We all have failed Manohar

Despite court orders and a national policy, street-vendors remain a harassed lot


Danish Raza | May 9, 2011

Manohar the chaiwallah has been grounded, literally. His kiosk is gone. Now, he sits on the road - two steps from the spot where he used to have his kiosk in Noida’s Film City, the home to many national TV channels. He sells cigarettes, gutkha and namkeen. The 2x2 feet space on the road is too less to make tea, Maggi noodles and bread-omelette selling which used to form the major share of the Rs 200 - his daily earning till a fortnight ago. He is down to roughly Rs 100 a day now.

The owner of the media house, outside which Manohar runs his business, says that the tea-stall attracts lot of customers which results in frequent traffic jams. Visually also, she says, it does not look good to have people standing in groups, sipping tea and puffing on cigarettes outside the swanky glass building. Politicians, actors and sportspersons are regulars at the building, reducing people like Manohar to an eyesore.

Let us analyse what has happened here.

On the face of it, it appears that a powerful person has taken away the right of a man, much smaller than him, to conduct business.

But will it be fair to squarely blame the owner of the media house? What about the responsibility of other stakeholders?

What about that media person as an individual? By and large, it exemplifies the attitude of society at large - me, you, and everyone who comes across thousands of Manohars in our lives, almost every day. Yes, there are times in the day, especially evenings, when people did throng his tea-stall. And there must have been minor traffic jams as well. But jams occur in Film City because almost all the media barons have not bothered to create underground parking lots. Cars and bikes of all sizes and makes parked on the both the side of the roads is a common sight here.

The reason why this media baron makes use of his clout to shoo away the likes of Manhohar brings into picture the role of the government. The executive has failed to ensure that 17 to 25 lakh urban street- vendors have a right to their business in favourable conditions.

The centre introduced the National Policy on Urban Street Vendors (NPUSV) in 2004 and introduced a revised policy in 2009.

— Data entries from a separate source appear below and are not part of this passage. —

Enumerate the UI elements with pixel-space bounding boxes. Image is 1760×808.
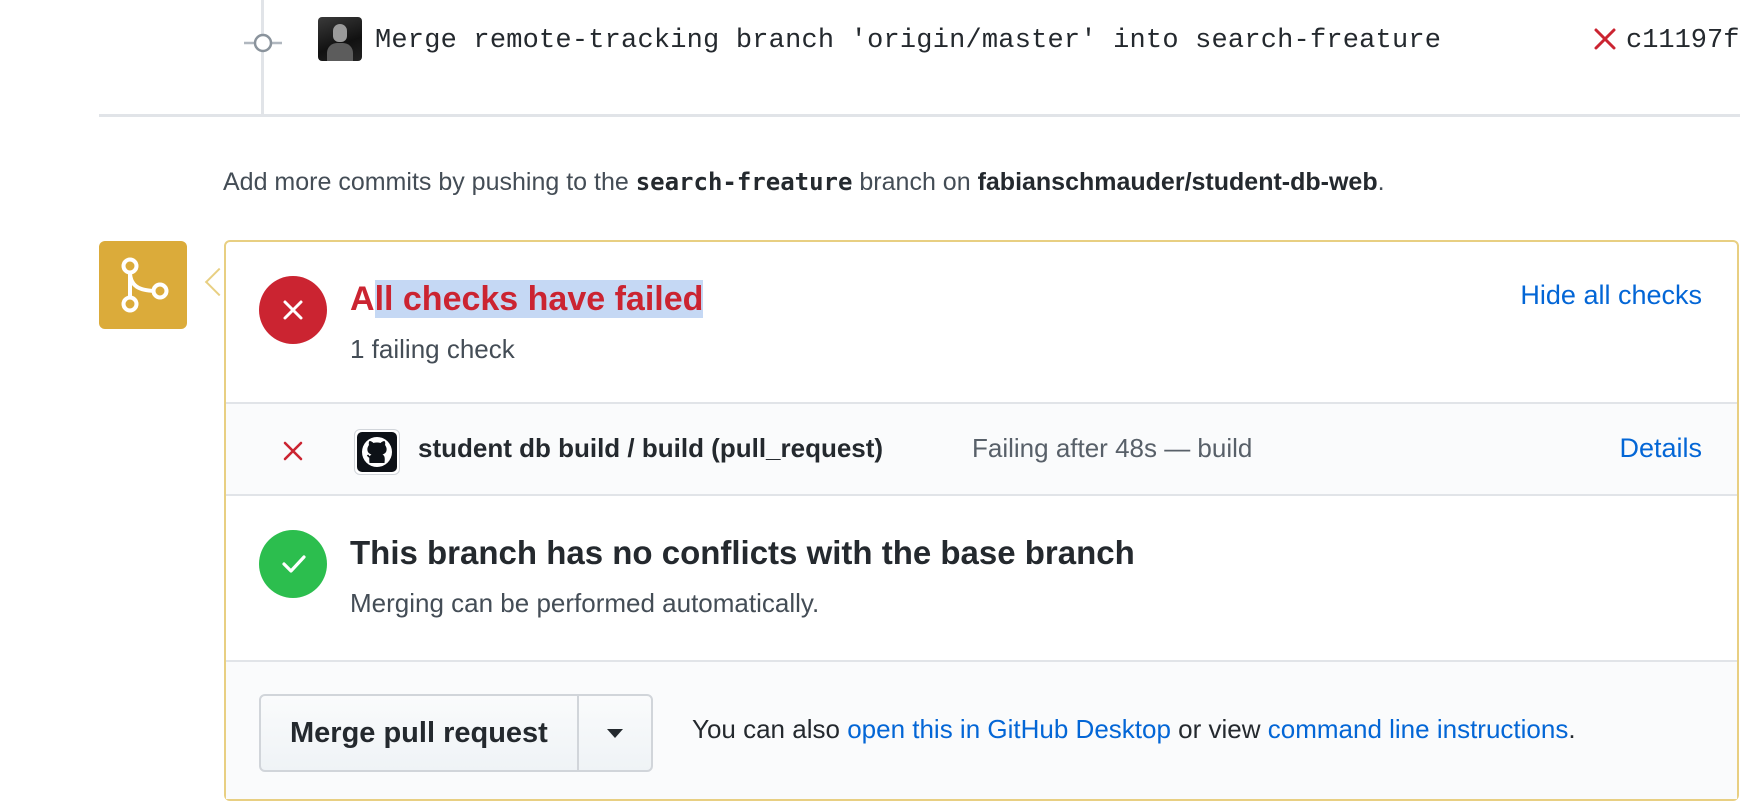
commit-author-avatar[interactable]	[318, 17, 362, 61]
merge-hint: You can also open this in GitHub Desktop…	[692, 714, 1576, 745]
push-hint-middle: branch on	[859, 168, 971, 196]
commit-status-x-icon[interactable]	[1593, 26, 1617, 52]
no-conflicts-status	[259, 530, 327, 598]
check-failed-x-icon	[283, 441, 303, 461]
merge-button-group: Merge pull request	[259, 694, 653, 772]
push-hint-branch: search-freature	[635, 168, 853, 196]
check-details-link[interactable]: Details	[1619, 433, 1702, 464]
caret-down-icon	[606, 729, 623, 738]
x-icon	[283, 300, 303, 320]
github-icon	[354, 429, 400, 475]
merge-action-section: Merge pull request You can also open thi…	[226, 662, 1737, 799]
merge-box: All checks have failed 1 failing check H…	[224, 240, 1739, 801]
checks-title-selected-text: ll checks have failed	[374, 280, 704, 318]
conflicts-section: This branch has no conflicts with the ba…	[226, 496, 1737, 662]
check-row: student db build / build (pull_request) …	[226, 404, 1737, 496]
push-hint-suffix: .	[1377, 168, 1385, 196]
open-in-desktop-link[interactable]: open this in GitHub Desktop	[847, 714, 1171, 744]
push-hint: Add more commits by pushing to the searc…	[223, 168, 1385, 197]
checks-failed-status	[259, 276, 327, 344]
merge-status-badge	[99, 241, 187, 329]
merge-hint-prefix: You can also	[692, 714, 840, 744]
push-hint-prefix: Add more commits by pushing to the	[223, 168, 629, 196]
checks-summary-section: All checks have failed 1 failing check H…	[226, 242, 1737, 404]
commit-message-link[interactable]: Merge remote-tracking branch 'origin/mas…	[375, 26, 1441, 56]
check-description: Failing after 48s — build	[972, 433, 1253, 463]
check-icon	[282, 555, 306, 573]
merge-method-dropdown[interactable]	[576, 696, 651, 770]
git-merge-icon	[121, 257, 169, 313]
merge-hint-middle: or view	[1178, 714, 1261, 744]
commit-node-icon	[244, 33, 282, 53]
merge-hint-suffix: .	[1568, 714, 1576, 744]
hide-all-checks-link[interactable]: Hide all checks	[1520, 280, 1702, 311]
conflicts-title: This branch has no conflicts with the ba…	[350, 534, 1135, 571]
check-name: student db build / build (pull_request)	[418, 433, 884, 463]
checks-title: All checks have failed	[350, 275, 704, 323]
push-hint-repo: fabianschmauder/student-db-web	[977, 168, 1378, 196]
commit-sha-link[interactable]: c11197f	[1626, 26, 1739, 56]
checks-title-lead: A	[350, 280, 375, 318]
merge-pull-request-button[interactable]: Merge pull request	[261, 696, 577, 770]
checks-subtitle: 1 failing check	[350, 334, 515, 364]
command-line-instructions-link[interactable]: command line instructions	[1268, 714, 1569, 744]
timeline-divider	[99, 114, 1740, 117]
conflicts-subtitle: Merging can be performed automatically.	[350, 588, 820, 618]
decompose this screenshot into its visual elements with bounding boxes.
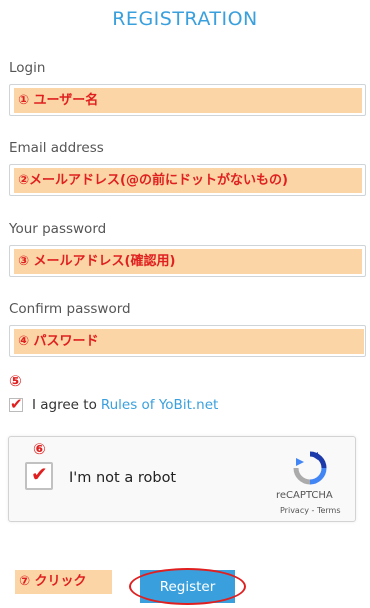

Among other things, the policy talks of census of street vendors, giving them ID cards and licences and allotment of proper place and shops for transacting business. Eight states including Delhi, Rajasthan, Uttar Pradesh and Maharashtra have implemented the policy.

But the situation remains the same.

Street vendors continue to pay bribe to the nexus of musclemen, municipal committee staff, policemen and politicians.

The Supreme Court has repeatedly reminded the government of the rights of street vendors. “The right to carry on trade or business mentioned in Article 19(1) g of the constitution, on street pavements, if properly regulated, cannot be denied on the ground that the streets are meant exclusively for passing or re-passing and no other use,” it said in one of the rulings.

But then court order can do nothing when there is no political will to solve the problem.

Interestingly, NGOs, another important stakeholder in this case, have also failed to do anything substantial for the street vendors.

NPUSV was the result of the efforts of the national alliance for street vendors of India - a Patna-based NGO. But expecting one organization to work for the benefit of vendors across the country would be demanding too much.

Other non- profit organisations do not take up the issue of vendors because it does not appear to be as ‘sexy’ as child labour, street kids, hunger and environmental issue.

And by the time, one of them will develop interest in street-vendors, thousands of Manohars would have lost their livelihood.